Let’s start with the color red. Red is a color that symbolizes power, excitement and passion, all of which are qualities that define the VF brand and its content. Vanity Fair has been regarded as one of the last cultural magazines and its editors as cultural arbiters. It deals in high-society scandal, meaning it’s concerned with the folks at the upper-echelons of society. This goes beyond Hollywood and celebrity to include business and tech leaders and other influential figures. That’s why red is the color of VF’s nameplate and the accent color to its details: it reinforces the fact that VF is a hub of powerful, exciting and passion-driven journalism, people and ideas. There’s also something timeless about it…

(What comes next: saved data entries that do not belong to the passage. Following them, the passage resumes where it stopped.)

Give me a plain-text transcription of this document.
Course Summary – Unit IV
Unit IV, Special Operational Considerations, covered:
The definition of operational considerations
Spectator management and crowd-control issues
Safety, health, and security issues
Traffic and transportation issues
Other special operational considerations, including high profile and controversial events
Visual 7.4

Red may be VF’s signature color but is used sparingly throughout the body of the magazine. With a few exceptions, all of the copy and page design are set in black and white. Most commonly, you’ll see red used for captions and sometimes column dividers to break up the dullness of an overwhelmingly black-and-white page. It also reinforces the brand association with the color. Red, which can be perceived as loud and offensive, used sparingly adds a sense of sophistication and elegance to the magazine’s design.

Aside from red, pink is another frequently used color, although less staple to the brand’s identity. This is particularly true of the in the second-half of the feature well, which covers more political/newsy stories that rely more on page design than photography to deliver color.

What’s left are the illustrations and photos (also often black-and-white). VF produces award-winning photography and uses these photos to bring color to a page. This is evident among a number of the feature stories, especially the long-form pieces in the beginning of the feature well. However, many of these stunning photos are either subdued in color or simply black-and-white, complimenting the VF brand.

On the other hand, the Front of the Book is younger and playful in tone, lending itself to a greater range and boldness of colors, although still through the photos. There are also illustrations, photo and traditional, that use solid, bold colors to draw on these qualities.